Guimarães diz que impeachment é "golpe"; Imbassahy fala em "chance de recomeço"

O cronograma definido pelo presidente da Câmara dos Deputados, Eduardo Cunha (PMDB-RJ), define que esta fase dos debates em torno do processo de impeachment da presidente Dilma Rousseff é reservada aos partidos, que têm uma hora para se manifestar na tribuna do plenário. Mas líderes podem pedir a palavra a qualquer momento. Após o PMDB se manifestar, com cinco parlamentares da legenda, a vez seria do PT, mas o líder do governo, José Guimarães (CE), que interrompeu a sequência para pedir a palavra.

Guimarães disse que um impedimento do mandato de Dilma Rousseff não é saída para a crise econômica enfrentada pelo país. Lembrou que o governo foi republicano e ajudou muitos estados -- citando o Espírito Santo, estado do deputado Leo Coimbra (PMDB-ES), um dos críticos ao governo e que falou minutos antes.
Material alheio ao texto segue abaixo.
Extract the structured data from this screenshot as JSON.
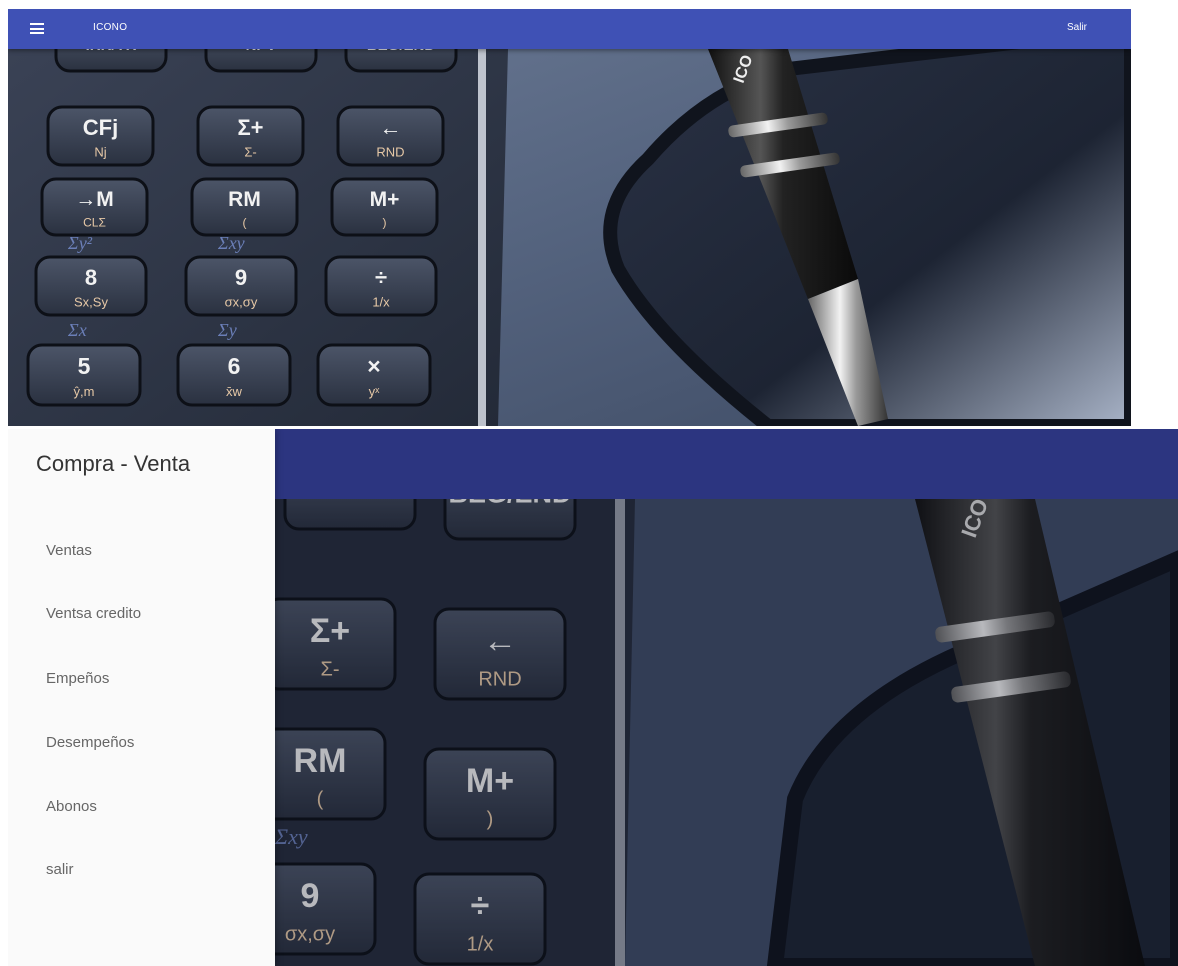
{
  "appbar": {
    "brand": "ICONO",
    "logout_label": "Salir",
    "menu_icon": "hamburger-menu-icon",
    "color": "#3f51b5"
  },
  "hero": {
    "description_icon": "calculator-pen-background-image"
  },
  "drawer": {
    "title": "Compra - Venta",
    "items": [
      {
        "label": "Ventas"
      },
      {
        "label": "Ventsa credito"
      },
      {
        "label": "Empeños"
      },
      {
        "label": "Desempeños"
      },
      {
        "label": "Abonos"
      },
      {
        "label": "salir"
      }
    ]
  },
  "calculator_keys": {
    "row0": [
      "IRR/YR",
      "NPV",
      "BEG/END"
    ],
    "row1": [
      [
        "CFj",
        "Nj"
      ],
      [
        "Σ+",
        "Σ-"
      ],
      [
        "←",
        "RND"
      ]
    ],
    "row2": [
      [
        "→M",
        "CLΣ"
      ],
      [
        "RM",
        "("
      ],
      [
        "M+",
        ")"
      ]
    ],
    "row2_blue": [
      "Σy²",
      "Σxy"
    ],
    "row3": [
      [
        "8",
        "Sx,Sy"
      ],
      [
        "9",
        "σx,σy"
      ],
      [
        "÷",
        "1/x"
      ]
    ],
    "row3_blue": [
      "Σx",
      "Σy"
    ],
    "row4": [
      [
        "5",
        "ŷ,m"
      ],
      [
        "6",
        "x̄w"
      ],
      [
        "×",
        "yˣ"
      ]
    ],
    "pen_text": "ICO"
  }
}
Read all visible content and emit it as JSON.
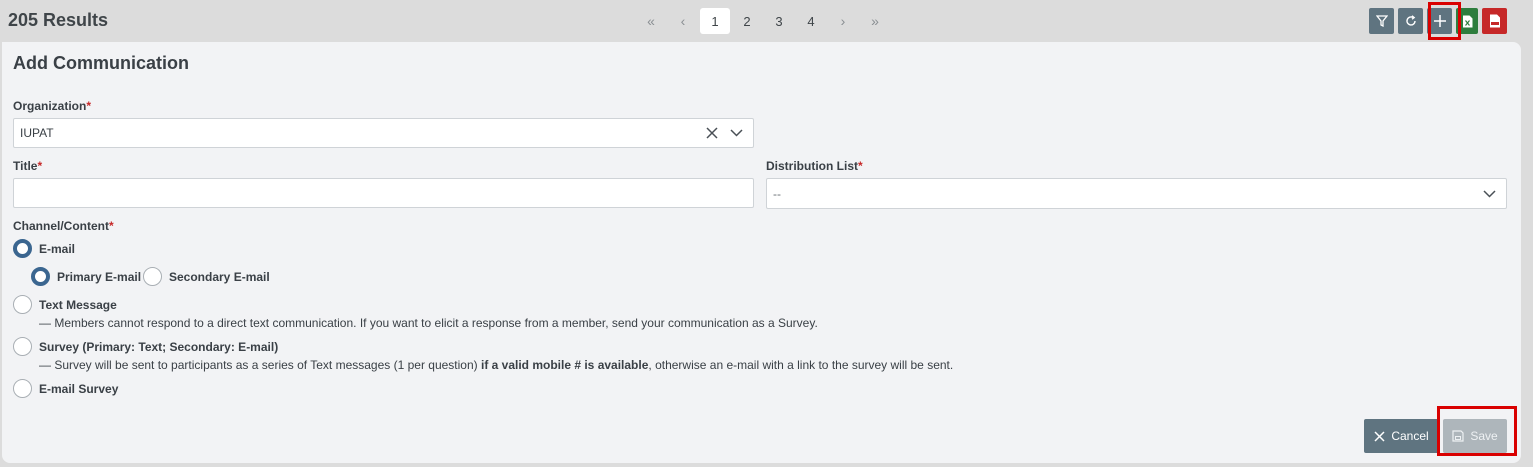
{
  "header": {
    "results": "205 Results",
    "pager": {
      "first": "«",
      "prev": "‹",
      "pages": [
        "1",
        "2",
        "3",
        "4"
      ],
      "active_page": "1",
      "next": "›",
      "last": "»"
    },
    "tools": [
      {
        "name": "filter-icon",
        "color": "#5f7480"
      },
      {
        "name": "refresh-icon",
        "color": "#5f7480"
      },
      {
        "name": "add-icon",
        "color": "#5f7480"
      },
      {
        "name": "excel-icon",
        "color": "#2e7d3e"
      },
      {
        "name": "pdf-icon",
        "color": "#c62828"
      }
    ]
  },
  "form": {
    "title": "Add Communication",
    "organization": {
      "label": "Organization",
      "required": "*",
      "value": "IUPAT"
    },
    "title_field": {
      "label": "Title",
      "required": "*",
      "value": ""
    },
    "distribution": {
      "label": "Distribution List",
      "required": "*",
      "value": "--"
    },
    "channel": {
      "label": "Channel/Content",
      "required": "*",
      "email": "E-mail",
      "primary_email": "Primary E-mail",
      "secondary_email": "Secondary E-mail",
      "text_message": "Text Message",
      "text_note": "— Members cannot respond to a direct text communication. If you want to elicit a response from a member, send your communication as a Survey.",
      "survey": "Survey (Primary: Text; Secondary: E-mail)",
      "survey_note_a": "— Survey will be sent to participants as a series of Text messages (1 per question) ",
      "survey_note_b": "if a valid mobile # is available",
      "survey_note_c": ", otherwise an e-mail with a link to the survey will be sent.",
      "email_survey": "E-mail Survey",
      "selected": "E-mail",
      "selected_sub": "Primary E-mail"
    },
    "buttons": {
      "cancel": "Cancel",
      "save": "Save"
    }
  },
  "colors": {
    "accent": "#3b6690",
    "slate": "#5f7480",
    "highlight": "#d90000"
  }
}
Sem citar nomes, Guimarães fez uma crítica ao vice-presidente Michel Temer, que, segundo ele, já estaria negociando uma equipe e governo, caso o impeachment seja aprovado. Ele fez uma comparação dizendo que o ex-presidente Luiz Inácio Lula da Silva usa um escritório, em um hotel de Brasília, para negociar apoio à manutenção do mandato de Dilma, e não uma residência oficial. "É mais grave estar no hotel articulando ou estar no [Palácio do] Jaburu ? [residência da vice-presidência, recebendo deputados e dividindo ministérios]", perguntou.
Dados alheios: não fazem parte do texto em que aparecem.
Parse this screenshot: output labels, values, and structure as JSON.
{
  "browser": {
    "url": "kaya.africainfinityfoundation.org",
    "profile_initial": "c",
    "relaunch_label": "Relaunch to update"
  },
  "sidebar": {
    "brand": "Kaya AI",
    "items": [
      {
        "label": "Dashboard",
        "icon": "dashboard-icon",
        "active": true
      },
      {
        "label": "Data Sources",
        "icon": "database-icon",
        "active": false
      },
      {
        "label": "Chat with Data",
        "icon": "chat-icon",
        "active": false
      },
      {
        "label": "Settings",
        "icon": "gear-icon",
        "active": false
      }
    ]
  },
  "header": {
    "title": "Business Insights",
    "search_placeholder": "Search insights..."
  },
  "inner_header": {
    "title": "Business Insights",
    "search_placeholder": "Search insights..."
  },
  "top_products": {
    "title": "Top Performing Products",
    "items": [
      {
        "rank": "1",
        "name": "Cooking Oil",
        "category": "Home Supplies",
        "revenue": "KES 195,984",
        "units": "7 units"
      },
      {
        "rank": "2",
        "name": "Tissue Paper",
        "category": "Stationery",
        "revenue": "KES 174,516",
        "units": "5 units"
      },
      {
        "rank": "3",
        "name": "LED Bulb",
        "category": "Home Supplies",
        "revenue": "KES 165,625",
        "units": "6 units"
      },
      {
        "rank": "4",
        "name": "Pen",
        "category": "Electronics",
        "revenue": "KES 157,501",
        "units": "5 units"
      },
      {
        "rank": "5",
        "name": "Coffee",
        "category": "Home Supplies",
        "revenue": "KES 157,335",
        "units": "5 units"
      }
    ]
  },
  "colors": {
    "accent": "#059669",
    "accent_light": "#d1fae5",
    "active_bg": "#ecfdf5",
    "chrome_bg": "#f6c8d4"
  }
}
Guimarães voltou a classificar o processo de impeachment como "golpe de quem não tem votos para comandar o país" e completou chamando o país para uma repactuação nacional a partir da próxima segunda-feira (18), um dia depois da votação do processo na Câmara, prevista para começar às 14h. "Está-se constituindo uma saída para o Brasil que é o [vice-presidente Michel] Temer presidente e [presidente da Câmara, Eduardo] Cunha como vice. É essa a saída para o Brasil? Não me parece ser o melhor caminho. Não podemos enveredar por este caminho da maldade que só tem por objetivo punir a presidente Dilma", disse.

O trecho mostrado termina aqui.